The 470 Olympic Gold and Silver medalist is renowned as a gritty sailor, over-endowed with short-term focus and attitude. Her finest hour probably came in the Rio 2016 Olympics, where she and Polly Powrie were reckoned mid-series to be so far down the fleet to be unable to get back into medal contention, let alone defend their Olympic title - which they had won in a canter four years previously in Weymouth.

After spending much of the first half of the regatta in the Jury room, Aleh and Powrie's response was to make what proved to be some critical tactical decisions on the penultimate day, returning a 1,1,4 scorecard in a very competitive fleet, and then finished the ten-boat medal race in third place - enough to win the Silver medal.

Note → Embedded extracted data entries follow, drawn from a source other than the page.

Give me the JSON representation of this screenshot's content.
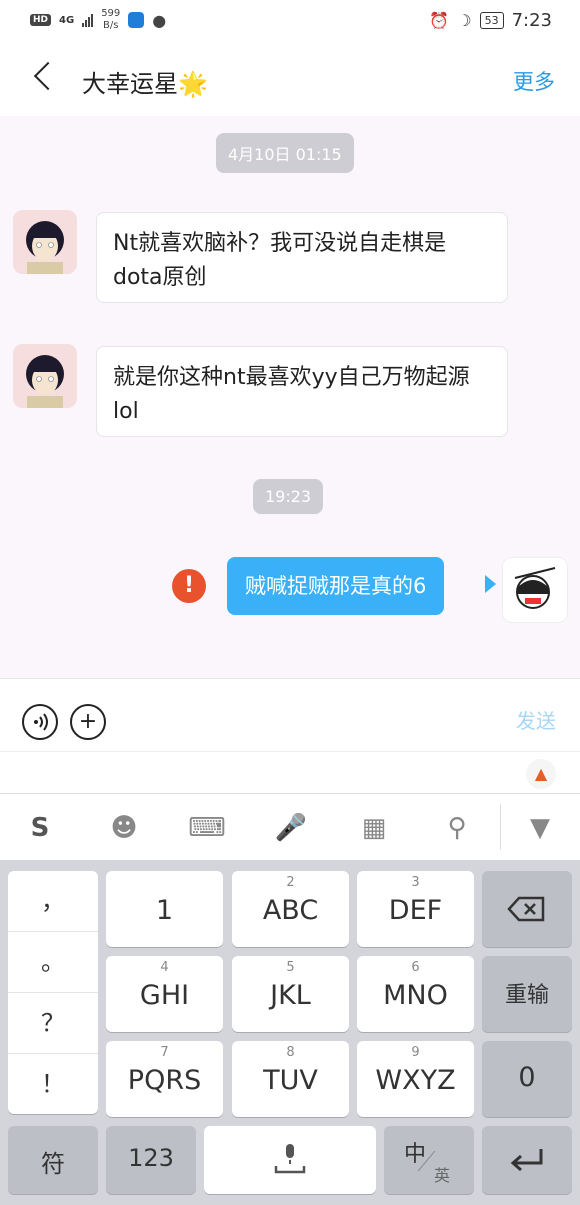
{
  "status_bar": {
    "left_badge": "HD",
    "network": "4G",
    "speed_value": "599",
    "speed_unit": "B/s",
    "battery": "53",
    "time": "7:23"
  },
  "header": {
    "title": "大幸运星🌟",
    "more_label": "更多"
  },
  "chat": {
    "timestamps": [
      "4月10日 01:15",
      "19:23"
    ],
    "messages": [
      {
        "side": "in",
        "text": "Nt就喜欢脑补？我可没说自走棋是dota原创"
      },
      {
        "side": "in",
        "text": "就是你这种nt最喜欢yy自己万物起源lol"
      },
      {
        "side": "out",
        "text": "贼喊捉贼那是真的6",
        "status": "failed"
      }
    ]
  },
  "input": {
    "voice_icon": "voice-icon",
    "plus_icon": "plus-icon",
    "send_label": "发送"
  },
  "keyboard_toolbar": {
    "icons": [
      "sogou-logo-icon",
      "emoji-icon",
      "keyboard-icon",
      "mic-icon",
      "grid-icon",
      "search-icon",
      "collapse-icon"
    ]
  },
  "keyboard": {
    "punct": [
      "，",
      "。",
      "？",
      "！"
    ],
    "row1": [
      {
        "num": "",
        "label": "1"
      },
      {
        "num": "2",
        "label": "ABC"
      },
      {
        "num": "3",
        "label": "DEF"
      }
    ],
    "row2": [
      {
        "num": "4",
        "label": "GHI"
      },
      {
        "num": "5",
        "label": "JKL"
      },
      {
        "num": "6",
        "label": "MNO"
      }
    ],
    "row3": [
      {
        "num": "7",
        "label": "PQRS"
      },
      {
        "num": "8",
        "label": "TUV"
      },
      {
        "num": "9",
        "label": "WXYZ"
      }
    ],
    "reinput_label": "重输",
    "zero_label": "0",
    "symbol_label": "符",
    "num_label": "123",
    "lang_main": "中",
    "lang_sub": "英"
  },
  "colors": {
    "accent": "#2a9be5",
    "bubble_out": "#3ab0f8",
    "error": "#e8532e",
    "chat_bg": "#fbf6fb"
  }
}
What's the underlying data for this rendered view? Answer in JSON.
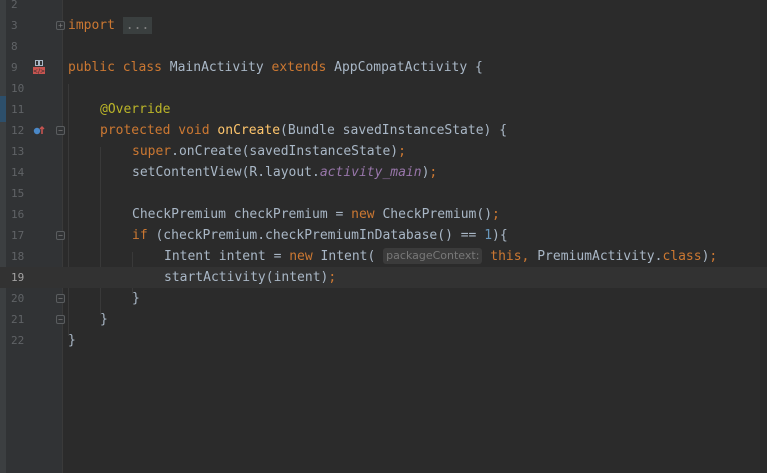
{
  "gutter": {
    "line_numbers": [
      "2",
      "3",
      "8",
      "9",
      "10",
      "11",
      "12",
      "13",
      "14",
      "15",
      "16",
      "17",
      "18",
      "19",
      "20",
      "21",
      "22"
    ],
    "current_line": "19"
  },
  "code": {
    "import_kw": "import",
    "import_folded": "...",
    "class_decl": {
      "public": "public",
      "class": "class",
      "name": "MainActivity",
      "extends": "extends",
      "super": "AppCompatActivity",
      "brace": "{"
    },
    "annotation": "@Override",
    "method_decl": {
      "protected": "protected",
      "void": "void",
      "name": "onCreate",
      "params": "(Bundle savedInstanceState) {"
    },
    "super_call": {
      "super": "super",
      "rest": ".onCreate(savedInstanceState)",
      "semi": ";"
    },
    "set_content": {
      "call": "setContentView(R.layout.",
      "field": "activity_main",
      "close": ")",
      "semi": ";"
    },
    "check_decl": {
      "lhs": "CheckPremium checkPremium = ",
      "new": "new",
      "rhs": " CheckPremium()",
      "semi": ";"
    },
    "if_stmt": {
      "if": "if",
      "cond": " (checkPremium.checkPremiumInDatabase() == ",
      "num": "1",
      "close": "){"
    },
    "intent_decl": {
      "lhs": "Intent intent = ",
      "new": "new",
      "ctor": " Intent(",
      "hint": "packageContext:",
      "this": "this,",
      "arg2": " PremiumActivity.",
      "classkw": "class",
      "close": ")",
      "semi": ";"
    },
    "start_activity": {
      "call": "startActivity(intent)",
      "semi": ";"
    },
    "close_if": "}",
    "close_method": "}",
    "close_class": "}"
  },
  "icons": [
    "fold-expanded-icon",
    "implementation-icon",
    "override-method-icon"
  ],
  "colors": {
    "background": "#2b2b2b",
    "gutter": "#313335",
    "keyword": "#cc7832",
    "method": "#ffc66d",
    "annotation": "#bbb529",
    "number": "#6897bb",
    "field": "#9876aa",
    "text": "#a9b7c6"
  }
}
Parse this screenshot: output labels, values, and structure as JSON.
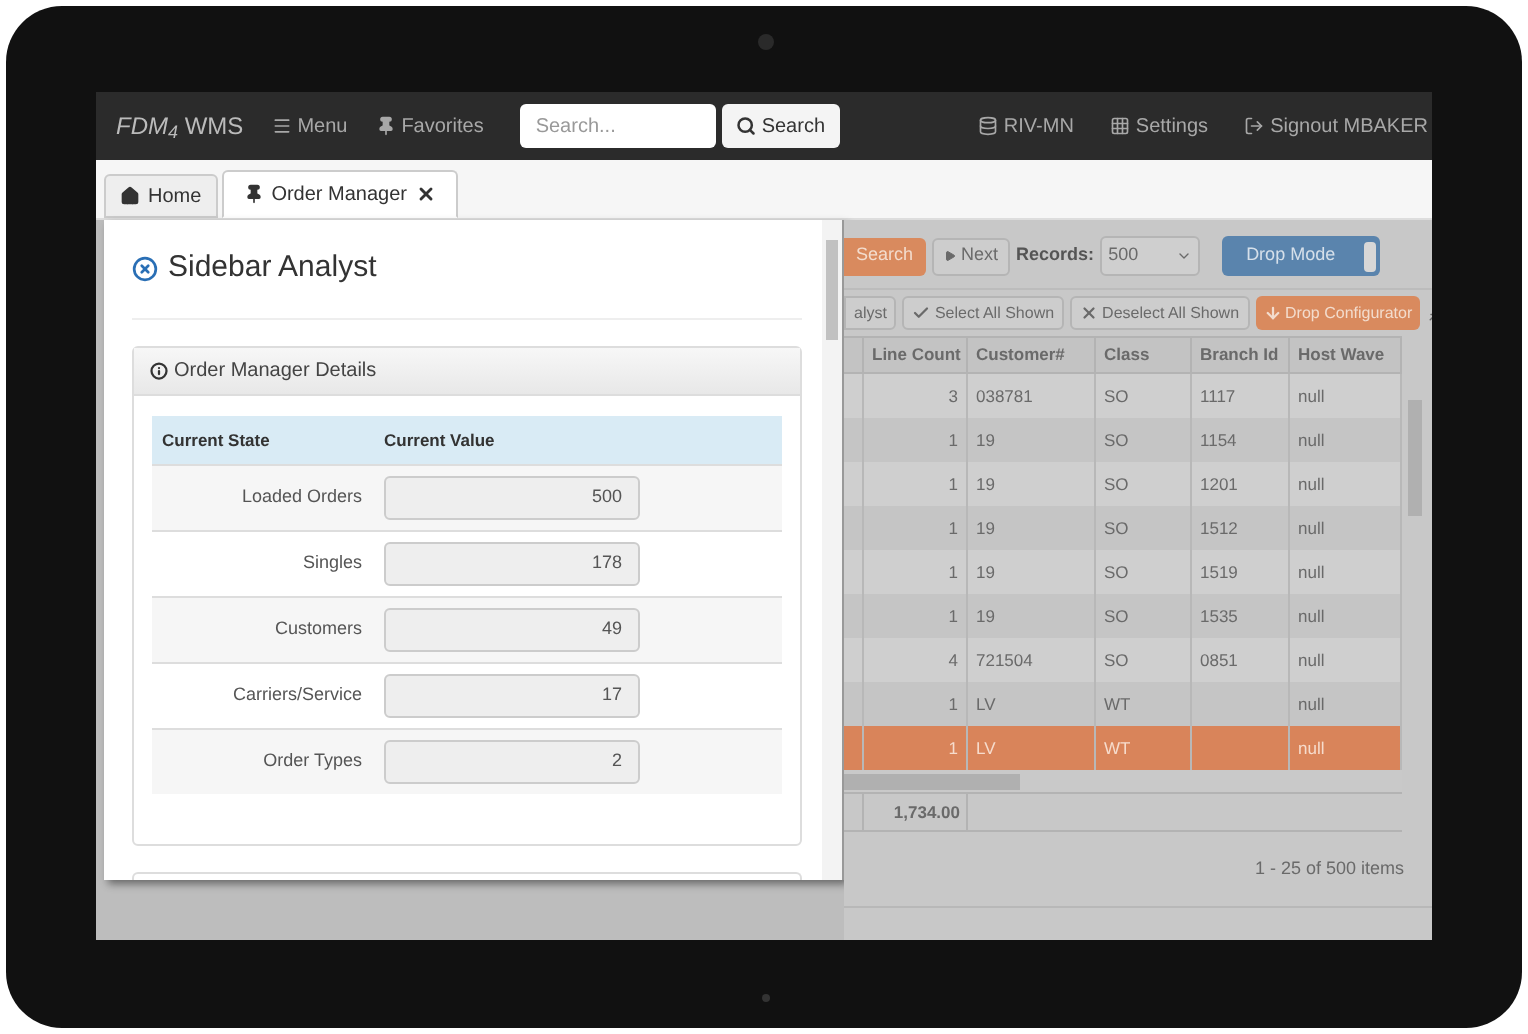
{
  "navbar": {
    "brand": "*FDM$_{4}$* WMS",
    "menu": "Menu",
    "favorites": "Favorites",
    "search": {
      "placeholder": "Search..."
    },
    "search_button": "Search",
    "site": "RIV-MN",
    "settings": "Settings",
    "signout": "Signout MBAKER"
  },
  "tabs": [
    {
      "label": "Home",
      "kind": "home",
      "selected": false,
      "closable": false
    },
    {
      "label": "Order Manager",
      "kind": "pin",
      "selected": true,
      "closable": true
    }
  ],
  "sidebar": {
    "title": "Sidebar Analyst",
    "card_title": "Order Manager Details",
    "columns": [
      "Current State",
      "Current Value"
    ],
    "rows": [
      {
        "label": "Loaded Orders",
        "value": "500"
      },
      {
        "label": "Singles",
        "value": "178"
      },
      {
        "label": "Customers",
        "value": "49"
      },
      {
        "label": "Carriers/Service",
        "value": "17"
      },
      {
        "label": "Order Types",
        "value": "2"
      }
    ]
  },
  "grid": {
    "toolbar": {
      "search": "Search",
      "next": "Next",
      "records_label": "Records:",
      "records": "500",
      "drop_mode": {
        "label": "Drop Mode",
        "on": true
      }
    },
    "actions": [
      {
        "label": "alyst",
        "kind": "plain"
      },
      {
        "label": "Select All Shown",
        "kind": "check"
      },
      {
        "label": "Deselect All Shown",
        "kind": "cross"
      },
      {
        "label": "Drop Configurator",
        "kind": "download"
      }
    ],
    "columns": [
      "Line Count",
      "Customer#",
      "Class",
      "Branch Id",
      "Host Wave"
    ],
    "rows": [
      {
        "cells": [
          "3",
          "038781",
          "SO",
          "1117",
          "null"
        ],
        "selected": false
      },
      {
        "cells": [
          "1",
          "19",
          "SO",
          "1154",
          "null"
        ],
        "selected": false
      },
      {
        "cells": [
          "1",
          "19",
          "SO",
          "1201",
          "null"
        ],
        "selected": false
      },
      {
        "cells": [
          "1",
          "19",
          "SO",
          "1512",
          "null"
        ],
        "selected": false
      },
      {
        "cells": [
          "1",
          "19",
          "SO",
          "1519",
          "null"
        ],
        "selected": false
      },
      {
        "cells": [
          "1",
          "19",
          "SO",
          "1535",
          "null"
        ],
        "selected": false
      },
      {
        "cells": [
          "4",
          "721504",
          "SO",
          "0851",
          "null"
        ],
        "selected": false
      },
      {
        "cells": [
          "1",
          "LV",
          "WT",
          "",
          "null"
        ],
        "selected": false
      },
      {
        "cells": [
          "1",
          "LV",
          "WT",
          "",
          "null"
        ],
        "selected": true
      }
    ],
    "total": "1,734.00",
    "pager": "1 - 25 of 500 items"
  }
}
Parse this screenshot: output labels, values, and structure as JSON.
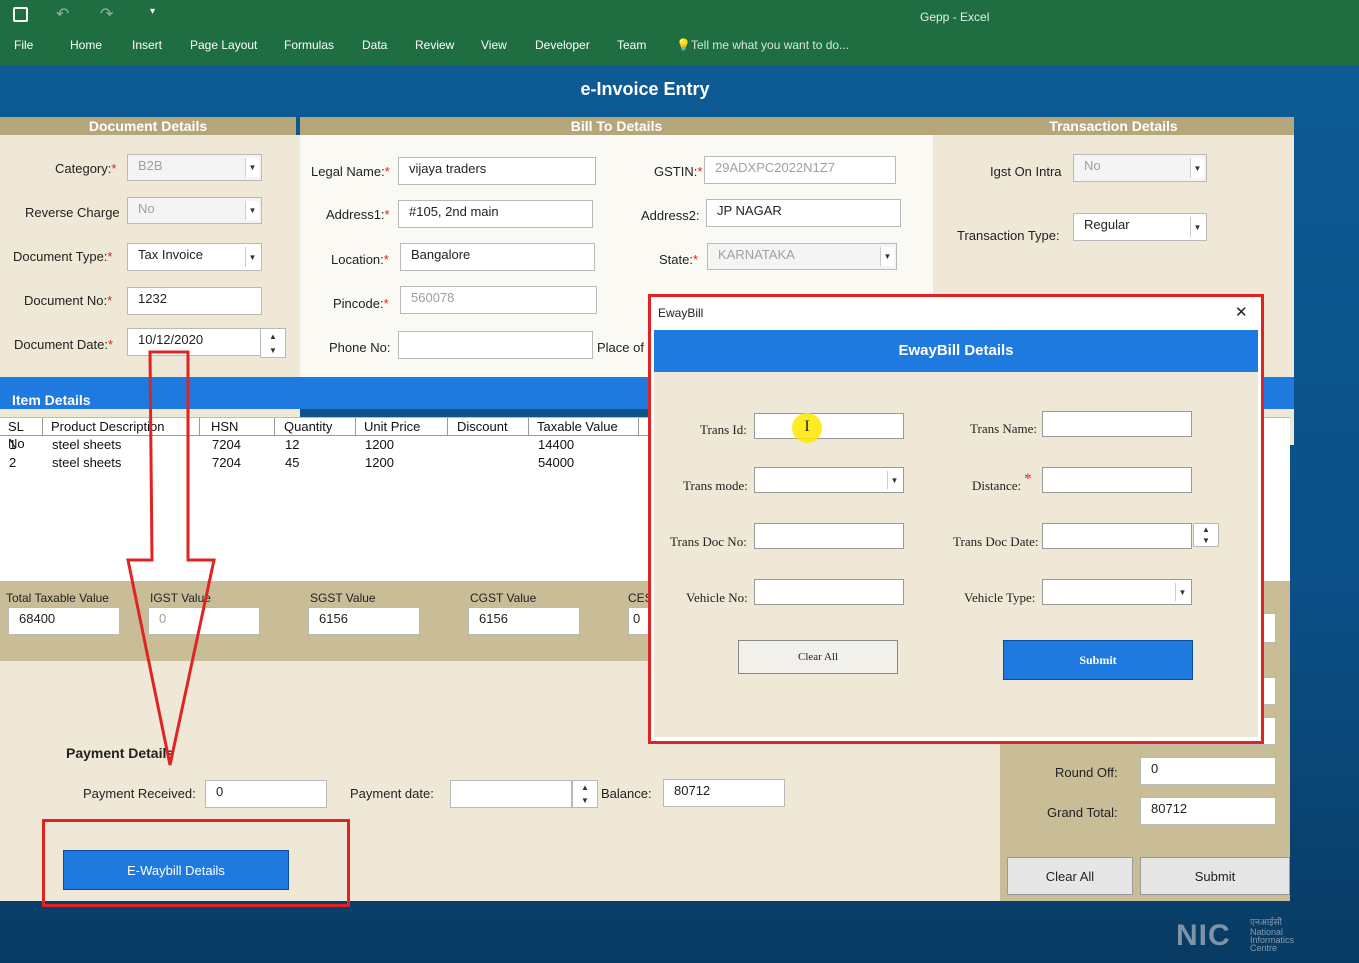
{
  "excel": {
    "title": "Gepp - Excel",
    "menu": [
      "File",
      "Home",
      "Insert",
      "Page Layout",
      "Formulas",
      "Data",
      "Review",
      "View",
      "Developer",
      "Team"
    ],
    "tell_me": "Tell me what you want to do..."
  },
  "form": {
    "title": "e-Invoice Entry",
    "sections": {
      "document": "Document Details",
      "bill_to": "Bill To Details",
      "transaction": "Transaction Details",
      "items": "Item Details",
      "payment": "Payment Details"
    },
    "document": {
      "category_label": "Category:",
      "category": "B2B",
      "reverse_label": "Reverse Charge",
      "reverse": "No",
      "doctype_label": "Document Type:",
      "doctype": "Tax Invoice",
      "docno_label": "Document No:",
      "docno": "1232",
      "docdate_label": "Document Date:",
      "docdate": "10/12/2020"
    },
    "bill_to": {
      "legal_label": "Legal Name:",
      "legal": "vijaya traders",
      "gstin_label": "GSTIN:",
      "gstin": "29ADXPC2022N1Z7",
      "address1_label": "Address1:",
      "address1": "#105, 2nd main",
      "address2_label": "Address2:",
      "address2": "JP NAGAR",
      "location_label": "Location:",
      "location": "Bangalore",
      "state_label": "State:",
      "state": "KARNATAKA",
      "pincode_label": "Pincode:",
      "pincode": "560078",
      "phone_label": "Phone No:",
      "phone": "",
      "place_label": "Place of"
    },
    "transaction": {
      "igst_label": "Igst On Intra",
      "igst": "No",
      "type_label": "Transaction Type:",
      "type": "Regular"
    },
    "items": {
      "columns": [
        "SL No",
        "Product Description",
        "HSN",
        "Quantity",
        "Unit Price",
        "Discount",
        "Taxable Value"
      ],
      "rows": [
        [
          "1",
          "steel sheets",
          "7204",
          "12",
          "1200",
          "",
          "14400"
        ],
        [
          "2",
          "steel sheets",
          "7204",
          "45",
          "1200",
          "",
          "54000"
        ]
      ]
    },
    "totals": {
      "taxable_label": "Total Taxable Value",
      "taxable": "68400",
      "igst_label": "IGST Value",
      "igst": "0",
      "sgst_label": "SGST Value",
      "sgst": "6156",
      "cgst_label": "CGST Value",
      "cgst": "6156",
      "cess_label": "CES",
      "cess": "0"
    },
    "payment": {
      "received_label": "Payment Received:",
      "received": "0",
      "date_label": "Payment date:",
      "date": "",
      "balance_label": "Balance:",
      "balance": "80712"
    },
    "summary": {
      "roundoff_label": "Round Off:",
      "roundoff": "0",
      "grand_label": "Grand Total:",
      "grand": "80712"
    },
    "buttons": {
      "ewaybill": "E-Waybill Details",
      "clear_all": "Clear All",
      "submit": "Submit"
    },
    "logo": {
      "name": "NIC",
      "line1": "National",
      "line2": "Informatics",
      "line3": "Centre",
      "hindi": "एनआईसी"
    }
  },
  "dialog": {
    "window_title": "EwayBill",
    "header": "EwayBill Details",
    "close": "✕",
    "fields": {
      "trans_id": "Trans Id:",
      "trans_name": "Trans Name:",
      "trans_mode": "Trans mode:",
      "distance": "Distance:",
      "trans_doc_no": "Trans Doc No:",
      "trans_doc_date": "Trans Doc Date:",
      "vehicle_no": "Vehicle No:",
      "vehicle_type": "Vehicle Type:"
    },
    "buttons": {
      "clear_all": "Clear All",
      "submit": "Submit"
    }
  },
  "colors": {
    "ribbon": "#1e6e42",
    "stage": "#0b4f86",
    "panel": "#efe8d6",
    "section_bar": "#b5a77a",
    "accent": "#1f7ae0",
    "highlight": "#e02424"
  }
}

Aleh and Powrie dug themselves out of a very deep hole, applying some very short-term thinking and not worrying about the big picture.

Aleh later described the Silver medal win as "the proudest moment of our careers to date".

The second day of racing on Plymouth Sound will be fascinating, not just for the performance of NZSailGP/Live Ocean but also for the performance of several other newer crews against the more established America's Cup and Olympic winners, sailing the F50s, who had a below average performance, by their standards, on the first day of SailGP Great Britain. The competition has become much closer and more accurate, and the legacy way of racing, which worked for the first Season or two, isn't good enough anymore.

Two more races will be sailed on Sunday afternoon, followed by a winner takes all Final contested by the top three crews from the five qualifying races.

Maybe after those two, or three races, we will know if this is indeed repeatable performance by the Kiwi crew.